En 1931, Fernand Jacopozzi ne se doutait pas qu’il lui restait qu’un an à vivre. Dans la foulée de ses succès de mise en lumière des monuments de Paris, à 53 ans, on lui confit l’éclairage de plusieurs pavillons et fontaines de l’exposition coloniale et le clou de cette manifestation, la mise en lumière de la réplique à l’échelle 1 du temple d’Angkor, réalisé en grande partie en plâtre, chanvre et ciment . Sa longueur de 250m sur 55m de large ( une prouesse technique) qui sitôt les portes de l’exposition fermées, sera livré aux intempéries et fondra rapidement sous les pluies. En six mois l’exposition accueillera 33 490 000 visiteurs!

Le temple d’Angkor est magnifiquement mis en relief le soir par les éclairages de Jacopozzi.

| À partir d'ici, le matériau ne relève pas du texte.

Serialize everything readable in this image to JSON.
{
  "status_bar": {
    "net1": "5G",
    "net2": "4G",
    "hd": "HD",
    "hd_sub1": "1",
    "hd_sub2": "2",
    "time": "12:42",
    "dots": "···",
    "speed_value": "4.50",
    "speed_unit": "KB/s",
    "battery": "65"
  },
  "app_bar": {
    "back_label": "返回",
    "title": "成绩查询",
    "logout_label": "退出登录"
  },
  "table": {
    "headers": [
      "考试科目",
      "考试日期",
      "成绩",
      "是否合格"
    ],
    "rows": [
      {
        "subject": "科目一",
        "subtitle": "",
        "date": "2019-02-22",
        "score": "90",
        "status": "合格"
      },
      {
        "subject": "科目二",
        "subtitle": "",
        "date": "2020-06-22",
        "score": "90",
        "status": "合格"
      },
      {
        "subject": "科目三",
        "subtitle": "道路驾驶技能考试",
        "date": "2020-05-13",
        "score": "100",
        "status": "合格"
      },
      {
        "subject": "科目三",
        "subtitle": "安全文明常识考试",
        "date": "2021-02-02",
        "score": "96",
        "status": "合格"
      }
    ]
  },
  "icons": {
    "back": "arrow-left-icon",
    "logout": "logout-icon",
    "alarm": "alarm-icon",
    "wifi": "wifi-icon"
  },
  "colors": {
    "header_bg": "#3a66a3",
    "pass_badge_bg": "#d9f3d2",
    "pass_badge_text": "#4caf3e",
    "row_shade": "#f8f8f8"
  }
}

Les 5 tours surplombant le monument sont éclairées par 32 projecteurs de 1000 watts Les façades des cours intérieures sont éclairées par 80 projecteurs de 1000 watts, les façades extérieures par 30 projecteurs dont 16 de grande ouverture.

Sur les toits ont a placé 4 grands projecteurs à arcs de 150 ampères chacun, formant 4 faisceaux très concentrés en forme d’éventail; ces appareils sont alimentés en courant continu par une commutatrice.

Les projecteurs sont dissimulés dans la journée par de grandes trappes. Ils donnent par l’interposition de filtres, des colorations vertes, blanches, rouges et jaunes d’un effet superbe. La puissance totale installée est de 142 kilowatts, les lampes sont des incandescentes.